Ryan Cohen isn’t waiting for any market cap and EBITDA performance milestones to get his hands on more shares of GameStop.

The CEO boosted his stake in the video game and collectibles retailer by roughly $10.6 million on Tuesday, purchasing 500,000 shares across a series of transactions at an average weighted price close to $21.12.

Shares are up nearly 2% in premarket trading on Wednesday.

Cohen owns approximately 8.45% of shares outstanding, making him the largest individual holder of the stock and the second-largest owner, trailing only index fund provider Vanguard. His last open market purchase of GameStop was on April 3, 2025 — also for 500,000 shares at a weighted price slightly higher than Tuesday’s buys.
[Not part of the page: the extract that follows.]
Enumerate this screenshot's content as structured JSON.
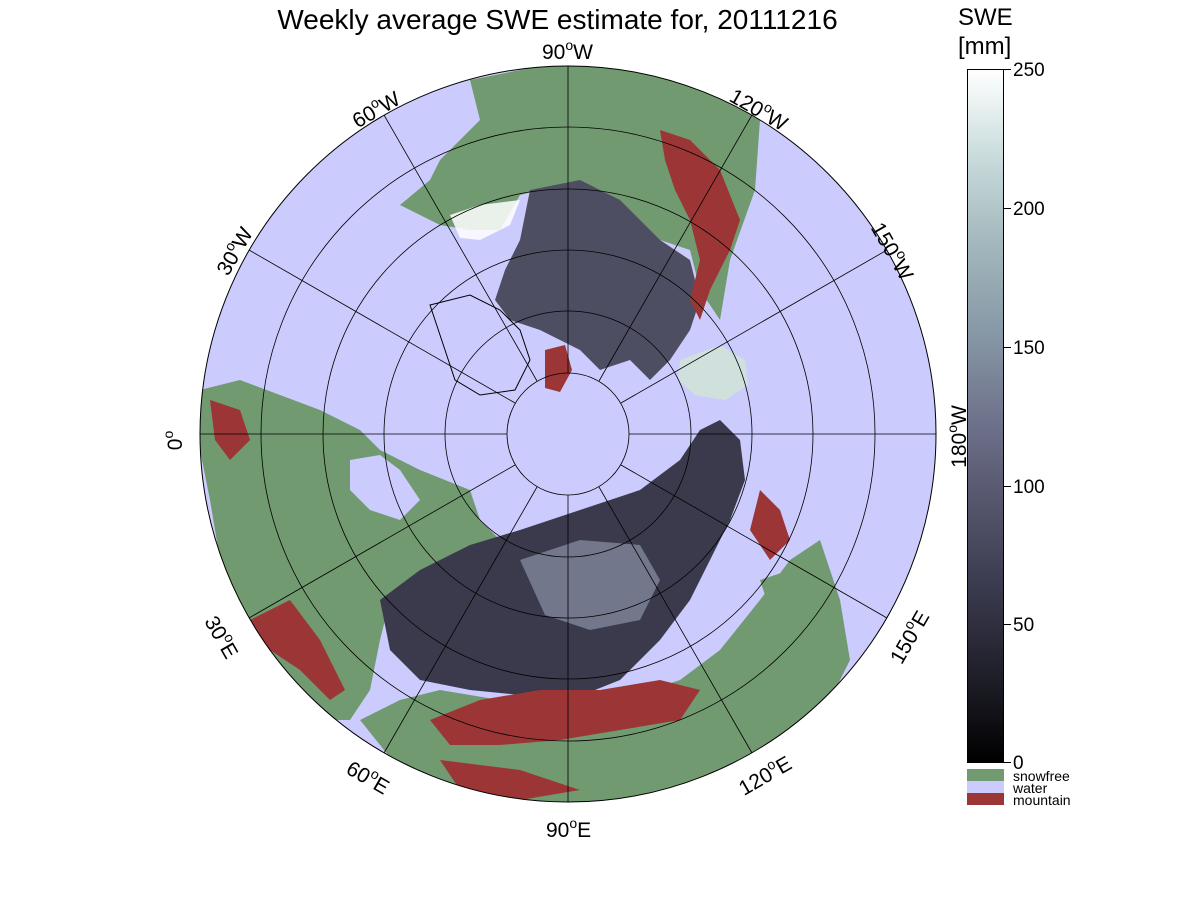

GameStop recently announced a long-term pay package for Cohen that would tie his remuneration completely to the company and stock’s performance. If approved, it would see the CEO receive options that allow him to buy company stock at a discount if he’s able to concurrently achieve escalating levels of cumulative EBITDA and market cap milestones.

To receive the first tranche, Cohen would need GameStop to have bottom-line results roughly on par with any three-year stretch of the 2010s, while attaining a market cap that the company only received on a closing basis during the 2021 meme stock episode.

During his tenure atop the company, Cohen has proven adept at controlling expenses and overseeing the rapid growth of GameStop’s collectibles business, resulting in the retailer generating positive cash flow from operations for a record six consecutive quarters.

Separately, board member Alain Attal also purchased about $251,000 in company stock on Tuesday.